At the same time, Israel is maintaining a dialogue with Qatar and the United States to try to reach a truce allowing the release of hostages.

But the positions of the two camps still remain very far apart: Hamas demands a complete cessation of fighting as a prerequisite for any negotiation on the fate of the hostages, and Israel is open to the idea of ​​a truce, but rules out any cease-fire. fire before the “elimination” of Hamas, in power since 2007 in Gaza.

“Where are we safe?” »

Tough negotiations must also continue on Thursday at the UN Security Council, which has postponed since the beginning of the week a vote on a resolution intended to accelerate the delivery of humanitarian aid to Gaza, but likely to be a new American veto if it uses too strong terms.

The United Nations services continue to warn of the deep humanitarian crisis shaking Gaza. Half of the population there suffers from extreme or severe hunger, and 90% are regularly deprived of food for an entire day, according to Ocha.

The war has caused immense destruction in this territory, most hospitals are out of service and 1.9 million people, or 85% of the population, according to the UN, have fled their homes.

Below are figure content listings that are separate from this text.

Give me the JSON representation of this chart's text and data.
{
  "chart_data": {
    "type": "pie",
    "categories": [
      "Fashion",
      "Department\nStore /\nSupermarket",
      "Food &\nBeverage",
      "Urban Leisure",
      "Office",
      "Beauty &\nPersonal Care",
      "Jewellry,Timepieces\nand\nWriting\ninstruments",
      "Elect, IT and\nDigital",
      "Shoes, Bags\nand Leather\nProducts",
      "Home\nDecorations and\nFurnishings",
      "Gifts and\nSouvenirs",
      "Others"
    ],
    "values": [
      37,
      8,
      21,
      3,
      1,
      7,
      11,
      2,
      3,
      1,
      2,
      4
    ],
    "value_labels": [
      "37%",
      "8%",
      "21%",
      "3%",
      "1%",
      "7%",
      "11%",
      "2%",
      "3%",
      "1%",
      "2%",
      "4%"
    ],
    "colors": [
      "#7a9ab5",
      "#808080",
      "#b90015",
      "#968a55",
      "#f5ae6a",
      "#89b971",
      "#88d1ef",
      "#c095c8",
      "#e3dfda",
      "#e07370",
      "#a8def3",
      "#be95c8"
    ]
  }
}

“The assault by the Israeli occupying forces against the health system in Gaza is taking the most sadistic forms,” criticized Francesca Albanese, the United Nations rapporteur on the human rights situation in the Palestinian territories, on X busy.

“Where are we safe?” Where should we go? “, asked AFP on Wednesday, a Palestinian who fled northern Gaza for Rafah, after a strike near the school where he took refuge in this southern town. “There is no place else to go, we are trapped.”

The situation in Gaza is also fueling tensions in the region, particularly in the West Bank, on the Lebanese-Israeli border, or in the Red Sea, where Yemeni Houthi rebels threaten ships they consider linked to Israel.

On Thursday morning, the Lebanese National News Agency said an octogenarian woman was killed and her husband injured in an Israeli bombardment on a border village in southern Lebanon, from where Hamas ally Hezbollah launched several overnight attacks on Israel.